Raphael Leal com Moraes Moreira, o fotojornalista Evandro Teixeira, a jornalista Silvana Moreira e o cartunista Jaguar
Por Raphael Leal*
Era setembro de 2014. A amiga e colega jornalista, Silvana Moreira, lançava a biografia do excelente fotojornalista Evandro Teixeira, na extinta Livraria Travessa, no shopping Leblon. A noite já estava fantástica, pois fui determinado pelo próprio Evandro para ser o fotógrafo da sessão, com sua câmera Laica.
Vejam, eu fotografava o cara que registrou a ditadura militar, flagrou general de pijama, clicou Senna, Pelé e outros instantes. Logo, a filha dele chegou e assumiu o posto. Fique “livre”, e comecei a tomar um espumante. Chegava gente e a conversa só aumentava com os amigos de Evandro: Sandra do Voley, Jaguar, atores, atrizes, jornalistas, políticos, pintores e músicos. Entre eles, Moraes Moreira. Aí era demais para mim.
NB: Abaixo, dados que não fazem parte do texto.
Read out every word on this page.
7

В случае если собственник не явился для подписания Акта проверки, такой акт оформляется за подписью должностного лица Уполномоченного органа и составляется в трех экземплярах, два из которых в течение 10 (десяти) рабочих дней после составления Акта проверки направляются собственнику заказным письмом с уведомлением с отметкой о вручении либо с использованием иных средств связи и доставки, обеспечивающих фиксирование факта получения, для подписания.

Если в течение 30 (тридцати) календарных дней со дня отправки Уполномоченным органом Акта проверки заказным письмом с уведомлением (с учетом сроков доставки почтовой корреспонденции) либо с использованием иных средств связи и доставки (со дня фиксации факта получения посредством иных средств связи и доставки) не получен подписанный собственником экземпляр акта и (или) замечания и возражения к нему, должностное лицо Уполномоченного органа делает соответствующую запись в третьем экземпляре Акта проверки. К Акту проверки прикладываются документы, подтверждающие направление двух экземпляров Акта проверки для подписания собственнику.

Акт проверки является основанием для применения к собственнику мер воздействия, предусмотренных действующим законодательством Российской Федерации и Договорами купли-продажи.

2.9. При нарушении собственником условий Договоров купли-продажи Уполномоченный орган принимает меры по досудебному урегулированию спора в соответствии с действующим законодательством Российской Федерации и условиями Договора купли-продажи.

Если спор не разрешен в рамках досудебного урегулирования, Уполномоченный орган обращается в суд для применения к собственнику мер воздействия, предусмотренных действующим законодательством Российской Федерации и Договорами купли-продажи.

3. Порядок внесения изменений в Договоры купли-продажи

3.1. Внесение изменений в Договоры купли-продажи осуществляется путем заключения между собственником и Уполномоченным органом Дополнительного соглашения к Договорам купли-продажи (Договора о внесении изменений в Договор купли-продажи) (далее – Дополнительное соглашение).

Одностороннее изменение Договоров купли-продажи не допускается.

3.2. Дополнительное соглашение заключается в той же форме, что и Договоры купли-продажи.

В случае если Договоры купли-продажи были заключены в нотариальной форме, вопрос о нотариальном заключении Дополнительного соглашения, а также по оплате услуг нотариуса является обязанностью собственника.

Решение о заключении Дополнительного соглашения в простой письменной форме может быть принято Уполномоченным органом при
Já o tinha visto e assistido aos seus shows quatro vezes. Anos antes, em 2009, durante o Festival Edésio Santos da Canção, em Juazeiro, tive acesso a ele, mas fiquei um tanto receoso de falar com ele e os outros novos baianos. Outra vez, também num setembro, em 2011, estava em Petrolina. À noite, Moraes faria show em um Festival de Arte e Cultura. Após almoçarmos, passamos pela orla de Petrolina e ouvi aquele som...era Moraes “passando” para mais tarde. E paramos, cantamos juntos. Ele perguntou se estava legal. Eu disse que sim, perfeito. Ele confiou no meu ouvido. Passou mais umas duas músicas e saiu do palco. Certamente, deve ter ido contemplar o Velho Chico para se inspirar para o show de logo mais. Que, por sinal, foi sensacional!
Aprendi a gostar de Moraes Moreira em casa. Nem lembro quando ouvi a primeira vez, por ser tão comum no ambiente musical que cresci e foi se fazendo em mim. Mas o tempo é generoso e você vai conhecendo coisas novas, novos sons. O disco Acabou Chorare tinha sumido da minha casa e nunca mais tinha escutado. Em 2003, meu irmão chegou com um CD remasterizado e eu escutava tanto que só faltava “furar” a já obtusa tecnologia de armazenar música. Não sei tocar violão, mas sei ouvir. E escuto bem. E aquele violão de Moraes nas músicas dos “novos baianos” parecia ser o alicerce de toda aquela sonoridade, com uma harmonização perfeita. Era o verdadeiro maestro do bando. Destaco o violão de “Mistério do Planeta” e “A menina dança”. Ninguém faz igual. Nem Davi Moraes.
E assim vamos crescendo, pesquisando. E descubro que Acabou Chorare, segundo eles, só existiu porque João Gilberto visitou a turma e fez a cabeça da galera. E Moraes Moreira era o rockeiro bossa nova do Brasil, com suas melodias cheias de swing, variando entre samba e rock and roll, e encantando todo o Brasil.
Voltando ao setembro de 2014, vejo-o na fila dos autógrafos, com a sua cabeleira encaracolada e chapeuzinho, e os tradicionais óculos escuros. Ali fiquei mapeando os seus passos. Após autógrafo de Silvana e Evandro, ele ficou passeando na livraria e fui logo dizendo. “Oi, Moraes, sou Raphael, lá de Juazeiro”. De imediato, ele me deu atenção e logo perguntou. “Cadê Mauriçola? Está bem? Ali é meu amigo. E Manuquinha? Que figura!”.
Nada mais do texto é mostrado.